Galmoy pushed his chair back from the table and his face grew purple
with passion. Then he turned to the officers who were sitting round him,
bringing his hand heavily down on the table. “God´s blood, gentlemen,
what think you of that? I have been blamed by those who should know
better, for the practice of a little just severity, and His Majesty
would pet and pamper these rebels and treat them as faithful subjects
who had been led astray. And here you have the issue. Every peasant and
scurvy citizen struts about with armour on his back and a weapon in his
hand, as if by the grace of God he had divine right to use the same.
These are airs that will find no countenance while I am master of
ceremonies.”

“This young gentleman should know better,” said one of the officers with
a sneer, “for if I mistake not I have seen him before. Pray, sir, have
we not met in Dublin when you were of Mountjoy´s regiment?”

“You can do what you please,” said Gervase, forgetting the caution he
had promised himself to observe; “I am in your hands, but I will answer
no questions; and if it be your good pleasure to murder me, on your
heads is the infamy.”

“We will answer for ourselves whatever we do,” Galmoy answered. “But
remember, the toast is waiting, and no man in my presence will refuse to
drink to the health of His Majesty.”

“I will not drink it, and no man living will force me. I have already
given you my reasons.”

“In good time,” said Galmoy, “we shall see. How say you, Major? Do you
recognize this stiff-necked Whig as being lately in the service of His
Majesty?”

“On that head,” was the answer, “I have no doubt.
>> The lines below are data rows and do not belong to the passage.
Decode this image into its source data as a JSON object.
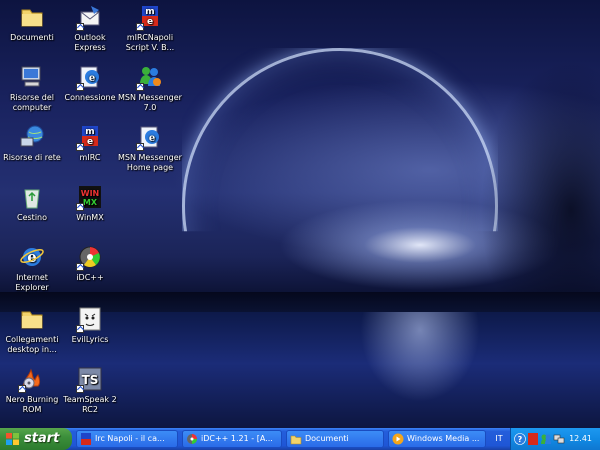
{
  "desktop": {
    "icons": [
      {
        "name": "documenti-icon",
        "label": "Documenti"
      },
      {
        "name": "outlook-express-icon",
        "label": "Outlook\nExpress"
      },
      {
        "name": "mircnapoli-icon",
        "label": "mIRCNapoli\nScript V. B..."
      },
      {
        "name": "risorse-computer-icon",
        "label": "Risorse del\ncomputer"
      },
      {
        "name": "connessione-icon",
        "label": "Connessione"
      },
      {
        "name": "msn-messenger-icon",
        "label": "MSN Messenger\n7.0"
      },
      {
        "name": "risorse-rete-icon",
        "label": "Risorse di rete"
      },
      {
        "name": "mirc-icon",
        "label": "mIRC"
      },
      {
        "name": "msn-homepage-icon",
        "label": "MSN Messenger\nHome page"
      },
      {
        "name": "cestino-icon",
        "label": "Cestino"
      },
      {
        "name": "winmx-icon",
        "label": "WinMX"
      },
      {
        "name": "internet-explorer-icon",
        "label": "Internet\nExplorer"
      },
      {
        "name": "idcpp-icon",
        "label": "iDC++"
      },
      {
        "name": "collegamenti-icon",
        "label": "Collegamenti\ndesktop in..."
      },
      {
        "name": "evillyrics-icon",
        "label": "EvilLyrics"
      },
      {
        "name": "nero-icon",
        "label": "Nero Burning\nROM"
      },
      {
        "name": "teamspeak-icon",
        "label": "TeamSpeak 2\nRC2"
      }
    ]
  },
  "taskbar": {
    "start_label": "start",
    "tasks": [
      {
        "label": "Irc Napoli - il ca..."
      },
      {
        "label": "iDC++ 1.21 - [A..."
      },
      {
        "label": "Documenti"
      },
      {
        "label": "Windows Media ..."
      }
    ],
    "language": "IT",
    "clock": "12.41"
  }
}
He was lodged at the
Bunch of Grapes hard by the Castle, and though we were not intimate, I
have seen him too frequently to be mistaken.”

“Then, by Heaven, the cup of his transgression is full and the
provost-marshal must see that he drinks it. I will take the matter on my
own shoulders and answer for it to whomsoever may question me. Look you,
sergeant, take the prisoner without, and see that he drinks that measure
of wine. A lighted match, if properly applied, will bring him to reason.
In the morning you will see that he is shot before the door an hour
before we march, for I do not like these things arranged hurriedly. For
the other ´twere a pity he should not bear him company. Let them both go
together.”

Weakened as he was by the loss of blood, and unstrung by the ordeal he
had just passed through, Gervase tottered and fell on the bench beside
which he had been standing. The room swam round him, and though he
strove against it he felt that his senses were rapidly failing him. He
would have fallen upon the floor, but De Laprade springing forward and
placing his arm round him, supported him on the seat.

Then the Vicomte turned to Galmoy. “I have said nothing, my Lord,
because I did not wish to interfere, as I thought your Lordship would
have treated this gentleman as a fair prisoner of war. It is now my duty
to speak; I trust your Lordship will hear me.”

Galmoy had now recovered his temper and answered De Laprade with a show
of courtesy. “Certainly, my dear Vicomte, there is no one to whom I
listen with greater pleasure. But I trust you will not ask me to alter
this little arrangement.”

“You will pardon me; I have told you that I am under an obligation to
this gentleman, and but for that obligation I should have been lying
beside Luttrel on the high-road. I always endeavour to pay my debts of
honour, and if need be I borrow from my friends to discharge them.”

“Faith! my creditors will tell you that I find it hard enough to
discharge my own.”

“When the fight was over, the captain who has escaped showed a great
mind to pistol me, when this Monsieur Orme, at great peril to his life,
for I apprehended a pretty quarrel, stepped between us and compelled him
to forbear. To him I owe my life, and I should be wanting in gratitude
if I failed to avow the service he has done me.”

“There is not a traitor or a rebel in the country who has not a loyal
subject to plead for him. God´s wounds! Viscount, you forget that he
first attacked you on the high road, and that he has worn the uniform of
His Majesty, whom Heaven preserve.”




“But, my Lord, I do not forget. These rebels have not saved my life and
I do not intercede for them. I have lent my sword and service to the
King of England, but I do not forget that I am a gentleman and a man of
honour. In France we do not put our prisoners to the torture, nor will I
fight in the company of those who do. Rather would I break my sword
across my knees and disown the name I bear.”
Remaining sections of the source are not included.